Mai 2011 : Commercialisation du premier ebook : le BonneGueule book

Après 4 années de blog sans aucune visée financière, Benoit et Geoffrey décident de sortir leur premier ebook payant.

 

Benoît Wojtenka : Un jour, un client m’a envoyé un mail en me disant que ça ne le dérangerait pas de payer pour avoir plus de conseils. Ça a été un peu le déclic. On a écrit cet ebook à deux avec Geoffrey. Ça a bien fonctionné et ça a permis à Geoffrey de quitter son job de l’époque. Moi je devais finir mes études jusqu’en juin 2012 à HEC Montréal. Cet ebook ça a été une aventure magnifique et intense. On bossait chez Geoffrey. C’est la première fois que BonneGueule a généré environ 5 000 euros de chiffre d’affaires par mois. Je me souviens m’être dit que je n’aurai pas besoin de trouver un petit job d’été. J’avais à peine 20 ans. Je me souviens parfaitement quand j’étais en vacances avec mes amis à Biarritz, on allait faire la fête et le lendemain je voyais qu’on avait fait encore du chiffre d’affaires. C’était une sensation très grisante. En plus, on recevait des mails de satisfaction de nos clients et qui nous expliquaient que cet ebook les aider beaucoup à se sentir mieux dans leurs vêtements.
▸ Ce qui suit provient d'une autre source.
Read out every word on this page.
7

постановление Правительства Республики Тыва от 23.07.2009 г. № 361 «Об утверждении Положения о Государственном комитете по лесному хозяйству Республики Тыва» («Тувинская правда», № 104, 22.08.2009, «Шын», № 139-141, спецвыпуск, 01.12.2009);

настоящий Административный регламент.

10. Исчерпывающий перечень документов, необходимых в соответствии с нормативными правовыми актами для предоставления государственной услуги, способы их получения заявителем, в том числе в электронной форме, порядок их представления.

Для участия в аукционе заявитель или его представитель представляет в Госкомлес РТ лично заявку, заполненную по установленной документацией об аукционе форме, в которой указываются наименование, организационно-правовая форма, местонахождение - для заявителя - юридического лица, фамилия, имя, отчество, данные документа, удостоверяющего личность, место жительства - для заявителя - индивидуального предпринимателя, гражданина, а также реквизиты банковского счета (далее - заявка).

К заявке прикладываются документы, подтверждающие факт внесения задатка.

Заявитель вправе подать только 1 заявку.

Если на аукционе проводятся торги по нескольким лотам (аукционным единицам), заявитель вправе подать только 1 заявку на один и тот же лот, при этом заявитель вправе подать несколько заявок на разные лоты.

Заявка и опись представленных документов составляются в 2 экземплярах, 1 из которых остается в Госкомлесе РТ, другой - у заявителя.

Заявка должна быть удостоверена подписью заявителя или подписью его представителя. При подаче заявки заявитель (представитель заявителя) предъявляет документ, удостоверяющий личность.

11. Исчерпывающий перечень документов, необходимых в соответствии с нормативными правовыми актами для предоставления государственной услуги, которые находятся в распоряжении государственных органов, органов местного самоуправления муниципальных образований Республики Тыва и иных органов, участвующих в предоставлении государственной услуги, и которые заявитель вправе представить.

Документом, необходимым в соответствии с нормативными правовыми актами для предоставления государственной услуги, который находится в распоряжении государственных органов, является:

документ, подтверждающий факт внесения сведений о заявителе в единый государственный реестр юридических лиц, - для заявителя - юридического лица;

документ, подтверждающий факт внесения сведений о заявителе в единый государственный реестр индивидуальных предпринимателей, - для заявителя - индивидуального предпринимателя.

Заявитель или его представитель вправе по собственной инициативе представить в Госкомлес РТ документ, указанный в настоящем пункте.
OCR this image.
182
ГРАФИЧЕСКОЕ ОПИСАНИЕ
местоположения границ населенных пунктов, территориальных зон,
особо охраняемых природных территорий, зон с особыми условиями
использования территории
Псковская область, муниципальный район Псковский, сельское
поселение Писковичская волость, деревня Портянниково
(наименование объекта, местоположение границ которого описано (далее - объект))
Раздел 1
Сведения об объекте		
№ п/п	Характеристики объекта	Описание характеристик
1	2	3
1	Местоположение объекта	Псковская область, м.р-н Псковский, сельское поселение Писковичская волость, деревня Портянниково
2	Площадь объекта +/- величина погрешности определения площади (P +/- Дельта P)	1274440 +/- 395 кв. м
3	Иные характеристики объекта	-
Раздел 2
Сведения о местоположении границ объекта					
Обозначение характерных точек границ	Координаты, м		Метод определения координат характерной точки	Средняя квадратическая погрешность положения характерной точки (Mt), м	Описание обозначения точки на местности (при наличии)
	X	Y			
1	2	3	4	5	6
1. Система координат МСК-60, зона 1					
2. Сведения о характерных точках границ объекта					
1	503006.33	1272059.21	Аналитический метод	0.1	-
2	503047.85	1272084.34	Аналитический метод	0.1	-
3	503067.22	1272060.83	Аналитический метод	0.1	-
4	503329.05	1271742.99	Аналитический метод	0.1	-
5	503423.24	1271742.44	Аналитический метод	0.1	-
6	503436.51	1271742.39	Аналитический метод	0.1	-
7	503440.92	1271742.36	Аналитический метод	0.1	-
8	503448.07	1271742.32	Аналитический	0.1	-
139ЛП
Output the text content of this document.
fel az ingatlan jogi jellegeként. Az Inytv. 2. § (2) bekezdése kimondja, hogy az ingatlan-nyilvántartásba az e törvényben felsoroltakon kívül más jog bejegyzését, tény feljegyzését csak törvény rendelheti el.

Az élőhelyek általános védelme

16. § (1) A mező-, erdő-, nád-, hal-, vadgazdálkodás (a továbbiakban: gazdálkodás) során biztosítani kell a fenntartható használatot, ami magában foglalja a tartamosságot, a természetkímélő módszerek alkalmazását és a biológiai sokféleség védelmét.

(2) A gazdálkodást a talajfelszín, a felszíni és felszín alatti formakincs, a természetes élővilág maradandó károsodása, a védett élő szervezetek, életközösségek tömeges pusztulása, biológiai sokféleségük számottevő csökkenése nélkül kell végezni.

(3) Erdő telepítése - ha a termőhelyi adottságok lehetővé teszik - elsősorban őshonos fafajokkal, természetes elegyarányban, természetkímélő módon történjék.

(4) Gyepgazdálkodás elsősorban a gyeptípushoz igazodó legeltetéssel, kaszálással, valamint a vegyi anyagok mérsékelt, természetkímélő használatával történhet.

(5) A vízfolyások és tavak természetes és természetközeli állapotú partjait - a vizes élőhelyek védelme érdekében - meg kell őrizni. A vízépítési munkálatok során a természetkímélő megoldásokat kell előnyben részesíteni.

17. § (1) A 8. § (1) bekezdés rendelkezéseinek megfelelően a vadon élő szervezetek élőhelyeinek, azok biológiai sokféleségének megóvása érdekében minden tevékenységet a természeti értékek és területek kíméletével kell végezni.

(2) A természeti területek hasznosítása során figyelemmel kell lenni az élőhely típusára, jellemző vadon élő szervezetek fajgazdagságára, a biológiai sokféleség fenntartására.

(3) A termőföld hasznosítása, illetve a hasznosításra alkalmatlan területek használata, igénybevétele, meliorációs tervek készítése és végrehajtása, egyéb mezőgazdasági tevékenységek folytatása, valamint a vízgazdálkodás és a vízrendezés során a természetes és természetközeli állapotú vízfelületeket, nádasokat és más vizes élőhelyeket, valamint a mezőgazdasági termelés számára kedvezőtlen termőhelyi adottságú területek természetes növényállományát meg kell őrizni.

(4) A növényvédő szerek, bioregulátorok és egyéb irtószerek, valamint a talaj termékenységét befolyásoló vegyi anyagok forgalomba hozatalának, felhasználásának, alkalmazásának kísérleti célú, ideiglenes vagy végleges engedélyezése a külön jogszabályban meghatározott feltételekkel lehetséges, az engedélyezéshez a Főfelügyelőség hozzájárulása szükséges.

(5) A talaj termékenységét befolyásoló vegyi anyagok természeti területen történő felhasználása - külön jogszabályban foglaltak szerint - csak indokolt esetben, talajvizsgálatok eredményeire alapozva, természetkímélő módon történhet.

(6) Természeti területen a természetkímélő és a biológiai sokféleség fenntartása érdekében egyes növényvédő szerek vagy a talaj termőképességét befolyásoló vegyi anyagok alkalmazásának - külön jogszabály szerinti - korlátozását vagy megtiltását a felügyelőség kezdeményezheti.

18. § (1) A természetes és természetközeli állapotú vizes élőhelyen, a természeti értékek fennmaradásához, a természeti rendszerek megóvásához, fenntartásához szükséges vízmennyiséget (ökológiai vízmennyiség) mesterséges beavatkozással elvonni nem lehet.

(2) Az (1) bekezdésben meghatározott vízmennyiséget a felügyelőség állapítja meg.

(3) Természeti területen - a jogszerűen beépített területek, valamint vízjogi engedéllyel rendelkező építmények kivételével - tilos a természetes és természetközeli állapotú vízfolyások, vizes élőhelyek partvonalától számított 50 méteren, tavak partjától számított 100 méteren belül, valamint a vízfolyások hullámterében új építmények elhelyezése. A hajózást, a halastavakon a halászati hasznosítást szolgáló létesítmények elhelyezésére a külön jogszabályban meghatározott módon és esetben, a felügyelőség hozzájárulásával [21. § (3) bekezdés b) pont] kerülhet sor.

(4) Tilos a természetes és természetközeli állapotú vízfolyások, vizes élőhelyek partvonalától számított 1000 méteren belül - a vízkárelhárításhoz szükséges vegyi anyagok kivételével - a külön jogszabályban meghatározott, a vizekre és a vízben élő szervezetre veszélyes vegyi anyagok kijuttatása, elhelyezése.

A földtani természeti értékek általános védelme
Tout était parfaitement aligné. On aidait les hommes à se sentir bien. On monétisait et ça me permettait d’avoir une vie sympa à côté. D’autant plus qu’à l’époque je venais d’avoir un pacemaker. C’est un événement qui m’a beaucoup marqué. Ça m’a rappelé à quel point la vie pouvait s’arrêter à tout moment et qu’il fallait en profiter. Cet ebook a donc été un véritable tournant. C’est comme ça que nous sommes devenus un média rentable autofinancé et sans pub. Un véritable OVNI donc.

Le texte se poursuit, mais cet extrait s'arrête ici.